First, when a bond is initially requested it is not a bond at all. Instead, it is a short-term note. These notes have a specific time frame that they are utilized for before they must be paid on, and these expired short-term notes are gathered together to create a bond.
“Two years is the maximum length for most short-term notes,” Kane said. “After the two years we sell the bonds in a package to a financial institution.”
In order to sell the bond to a financial institution though, the total will be given to the city’s financial advisor, who then coordinates getting the bond to the open market for bidding. Kane said that the bidding process usually occurs with large investment banks, since the bonds can be quite large–some can be upwards of $50 million when they reach the market.
Once the bids are in, Kane said that she and others then evaluate the offers and choose the bid that provides the city with the lowest interest rate.
“The interest rate depends on the bond size and length, but past bonds have been around 2 to 3.5 percent,” Kane said.
These bonds, Kane said, are desirable to institutions because they are tax-exempt and are almost guaranteed to be repaid.
“There’s not a lot of risk with municipal bonds defaulting,” she said.
This is because cities have guaranteed revenue streams–residents.
This could be from taxes, but Kane said that it is also from the different departments that the bonds are taken out for, and those departments may have revenue generation of their own. As an example, the above-mentioned $5 million bond is actually going to be paid through the revenues generated from the Westfield Water Department and not through income taxes. Other municipal services like Westfield Gas and Electric would also be able to pay back on loans through their subscription services, so that would mean that income tax wouldn’t be used to pay on their bonds, either.

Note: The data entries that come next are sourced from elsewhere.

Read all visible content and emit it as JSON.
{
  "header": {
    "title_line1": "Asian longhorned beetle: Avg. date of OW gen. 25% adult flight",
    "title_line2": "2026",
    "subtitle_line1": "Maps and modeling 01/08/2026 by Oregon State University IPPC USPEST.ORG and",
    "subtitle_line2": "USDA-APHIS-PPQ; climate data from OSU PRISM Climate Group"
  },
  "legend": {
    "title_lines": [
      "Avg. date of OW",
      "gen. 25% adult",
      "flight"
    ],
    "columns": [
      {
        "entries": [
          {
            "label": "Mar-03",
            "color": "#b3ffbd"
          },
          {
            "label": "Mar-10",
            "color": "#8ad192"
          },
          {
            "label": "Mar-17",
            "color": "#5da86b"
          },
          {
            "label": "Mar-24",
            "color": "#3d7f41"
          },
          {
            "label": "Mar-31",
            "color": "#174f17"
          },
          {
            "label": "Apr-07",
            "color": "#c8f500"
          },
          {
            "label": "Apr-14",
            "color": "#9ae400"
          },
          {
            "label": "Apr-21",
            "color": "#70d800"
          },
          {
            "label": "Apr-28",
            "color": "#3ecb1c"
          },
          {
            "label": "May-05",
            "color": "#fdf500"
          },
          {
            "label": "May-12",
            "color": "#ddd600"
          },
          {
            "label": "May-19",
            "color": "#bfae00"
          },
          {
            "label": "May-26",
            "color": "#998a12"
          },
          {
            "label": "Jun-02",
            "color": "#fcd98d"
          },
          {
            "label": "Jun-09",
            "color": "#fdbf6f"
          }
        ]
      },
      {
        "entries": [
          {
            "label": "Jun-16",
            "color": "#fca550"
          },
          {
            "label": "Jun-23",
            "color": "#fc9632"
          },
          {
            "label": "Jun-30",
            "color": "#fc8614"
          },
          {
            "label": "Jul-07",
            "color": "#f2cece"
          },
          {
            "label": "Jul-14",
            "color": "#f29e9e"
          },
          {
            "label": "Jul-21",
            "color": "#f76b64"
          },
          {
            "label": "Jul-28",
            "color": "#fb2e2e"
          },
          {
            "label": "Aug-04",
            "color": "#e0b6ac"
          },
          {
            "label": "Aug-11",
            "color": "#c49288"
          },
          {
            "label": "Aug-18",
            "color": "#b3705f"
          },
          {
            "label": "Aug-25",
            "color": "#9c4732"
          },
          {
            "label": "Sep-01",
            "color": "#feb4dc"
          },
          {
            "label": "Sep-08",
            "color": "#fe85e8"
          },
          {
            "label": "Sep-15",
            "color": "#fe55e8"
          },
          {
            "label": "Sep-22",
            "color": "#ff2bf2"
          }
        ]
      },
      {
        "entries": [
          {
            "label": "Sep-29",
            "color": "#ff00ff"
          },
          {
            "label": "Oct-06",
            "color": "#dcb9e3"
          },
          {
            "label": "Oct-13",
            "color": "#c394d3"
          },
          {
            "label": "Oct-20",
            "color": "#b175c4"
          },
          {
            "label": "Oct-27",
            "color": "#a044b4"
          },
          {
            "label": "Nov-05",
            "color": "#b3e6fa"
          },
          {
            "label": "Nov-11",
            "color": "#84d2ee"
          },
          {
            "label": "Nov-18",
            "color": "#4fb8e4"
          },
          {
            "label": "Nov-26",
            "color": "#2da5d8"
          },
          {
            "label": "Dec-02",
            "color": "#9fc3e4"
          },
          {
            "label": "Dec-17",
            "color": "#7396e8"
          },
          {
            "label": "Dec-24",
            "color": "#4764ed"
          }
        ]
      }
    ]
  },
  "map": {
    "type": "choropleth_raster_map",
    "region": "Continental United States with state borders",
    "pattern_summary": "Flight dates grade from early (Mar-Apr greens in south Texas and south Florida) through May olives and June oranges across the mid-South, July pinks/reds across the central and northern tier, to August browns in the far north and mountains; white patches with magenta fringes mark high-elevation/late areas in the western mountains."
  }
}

For repayment, the city generally pays on bonds twice a year–once on the interest and once on the principal balance. Currently, the city has about $92 million in principal balance for bonds owed and this total is expected to be matured out–or able to be paid off–by 2036.
Kane said that this may seem like a large number, but this is average for municipalities of Westfield’s size. Plus, the bonds finance many projects that the city desperately needed at the time. Also, as long as the city continues to pay the debts on time, they will continue to maintain a quality bond credit rating with financial institutions.
Kane said that currently the city holds a good bond rating, so the rates of the city’s bonds should continue to be favorable. The Standard and Poor’s rating of Westfield is currently AA+, which is one level below the highest rating, AAA. Westfield’s rating is also the same as Massachusetts’s rating, and only 13 other US states have a higher rating.